And guess what, more than 15,000 of them did.
Suddenly CHEGG sees the wisdom of class actions, which allow people with similar cases to band together to have one procedure determine the result for all, at far less expense. Except that CHEGG also imposed a class action ban along with its forced arbitration clause!
So now CHEGG is trying to evade the $7.5 million arbitration filing fee it agreed to pay for all those students it forced to file arbitration demands.
More proof (as if more was needed at this point) that companies don't use forced arbitration for any of the reasons they claim they do -- it's not "better for our customers" or any of that crap these companies like to spew. They use forced arbitration because, most often, consumers will throw up their hands and walk away, letting the wrongdoers keep their ill-gotten gains.
But in this case, CHEGG's greed is going to get the better of them.
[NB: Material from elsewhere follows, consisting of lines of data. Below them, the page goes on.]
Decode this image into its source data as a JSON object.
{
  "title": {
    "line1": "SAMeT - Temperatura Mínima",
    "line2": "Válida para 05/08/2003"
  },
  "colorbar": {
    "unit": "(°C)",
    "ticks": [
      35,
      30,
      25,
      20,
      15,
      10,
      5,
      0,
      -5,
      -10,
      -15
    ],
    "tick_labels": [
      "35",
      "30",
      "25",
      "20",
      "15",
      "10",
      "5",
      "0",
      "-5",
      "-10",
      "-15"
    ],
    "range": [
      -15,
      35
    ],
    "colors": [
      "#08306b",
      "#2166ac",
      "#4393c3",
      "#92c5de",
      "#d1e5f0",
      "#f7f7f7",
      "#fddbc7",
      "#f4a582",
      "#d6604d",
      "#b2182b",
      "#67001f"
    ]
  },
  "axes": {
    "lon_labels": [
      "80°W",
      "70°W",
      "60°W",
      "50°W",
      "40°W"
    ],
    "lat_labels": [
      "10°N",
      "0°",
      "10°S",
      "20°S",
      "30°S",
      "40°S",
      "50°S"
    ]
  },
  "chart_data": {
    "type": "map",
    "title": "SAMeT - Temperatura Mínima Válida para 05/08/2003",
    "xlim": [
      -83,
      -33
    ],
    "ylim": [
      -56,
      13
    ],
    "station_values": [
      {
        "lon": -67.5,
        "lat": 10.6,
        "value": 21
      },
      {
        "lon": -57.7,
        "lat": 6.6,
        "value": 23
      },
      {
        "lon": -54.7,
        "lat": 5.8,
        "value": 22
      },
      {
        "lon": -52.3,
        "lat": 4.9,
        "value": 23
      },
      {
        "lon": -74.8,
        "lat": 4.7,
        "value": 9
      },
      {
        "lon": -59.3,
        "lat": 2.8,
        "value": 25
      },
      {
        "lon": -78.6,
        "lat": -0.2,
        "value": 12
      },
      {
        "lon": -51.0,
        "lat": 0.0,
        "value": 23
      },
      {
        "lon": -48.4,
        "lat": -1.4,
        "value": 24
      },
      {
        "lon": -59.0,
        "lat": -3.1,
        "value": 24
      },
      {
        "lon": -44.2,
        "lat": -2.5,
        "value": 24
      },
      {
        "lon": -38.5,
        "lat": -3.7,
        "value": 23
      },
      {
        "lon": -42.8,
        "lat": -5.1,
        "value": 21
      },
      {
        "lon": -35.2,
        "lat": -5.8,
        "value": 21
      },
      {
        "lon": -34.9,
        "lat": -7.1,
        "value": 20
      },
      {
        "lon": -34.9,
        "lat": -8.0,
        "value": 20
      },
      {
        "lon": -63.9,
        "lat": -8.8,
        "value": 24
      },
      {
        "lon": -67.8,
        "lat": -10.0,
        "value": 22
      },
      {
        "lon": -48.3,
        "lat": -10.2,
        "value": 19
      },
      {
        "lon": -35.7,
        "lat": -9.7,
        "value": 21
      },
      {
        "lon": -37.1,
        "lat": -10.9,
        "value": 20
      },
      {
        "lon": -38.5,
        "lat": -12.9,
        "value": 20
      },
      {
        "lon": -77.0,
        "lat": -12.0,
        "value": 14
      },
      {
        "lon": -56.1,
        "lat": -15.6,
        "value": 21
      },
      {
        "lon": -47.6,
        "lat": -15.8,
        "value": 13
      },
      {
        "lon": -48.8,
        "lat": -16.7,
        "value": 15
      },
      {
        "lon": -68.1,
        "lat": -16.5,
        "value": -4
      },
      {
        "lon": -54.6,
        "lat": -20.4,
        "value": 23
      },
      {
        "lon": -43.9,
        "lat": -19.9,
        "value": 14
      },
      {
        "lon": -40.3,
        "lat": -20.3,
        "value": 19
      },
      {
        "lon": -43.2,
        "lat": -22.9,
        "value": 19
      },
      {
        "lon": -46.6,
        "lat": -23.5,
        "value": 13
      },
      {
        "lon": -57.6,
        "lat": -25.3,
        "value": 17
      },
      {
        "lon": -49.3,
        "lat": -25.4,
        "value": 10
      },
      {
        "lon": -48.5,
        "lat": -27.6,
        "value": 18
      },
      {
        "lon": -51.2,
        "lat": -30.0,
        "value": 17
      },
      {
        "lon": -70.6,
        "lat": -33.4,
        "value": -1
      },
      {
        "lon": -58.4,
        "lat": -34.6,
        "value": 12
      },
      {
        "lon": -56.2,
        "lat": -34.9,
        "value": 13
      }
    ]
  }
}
Good.
The background: As I told you in May, the plaintiff firm Z Law filed a class action in 2019 on behalf of millions of Chegg customers whose personal information was allegedly compromised in a 2018 data breach. Chegg’s lawyers at Orrick Herrington & Sutcliffe moved to compel arbitration, citing a mandatory arbitration provision in the user agreement its customers are required to accept. In April 2020, U.S. District Judge Richard Bennett of Baltimore granted Chegg’s motion.
Z Law then filed more than 15,000 individual demands at the American Arbitration Association, asserting a claim of $25,000 for each Chegg customer. Z Law principal Cory Zajdel told me at the time that he sent six boxes of filings, containing individual demands by all of his 15,000 clients, to Chegg, hoping to foreclose arguments that his clients were not Chegg customers or did not exist.
In June, according to a July 1 letter from Zajdel to the AAA, the arbitration service instructed Chegg to pay about $7.5 million in fees to launch the arbitrations. (Chegg’s arbitration clause requires the company to pay the initial fees.)
I should say here that Chegg counsel Douglas Meal did not respond to my detailed email request for comment, so this account is based on Zajdel’s letter to the AAA.
Instead of paying the requisite fees and beginning the process of arbitrating with its customers, Chegg said those customers had breached their user agreements by asserting frivolous or improper demands for arbitration. Chegg unilaterally purported to terminate the agreements. The company then informed AAA that it was under no obligation to arbitrate with those customers, or, for that matter, to pay any fees associated with their arbitration demands.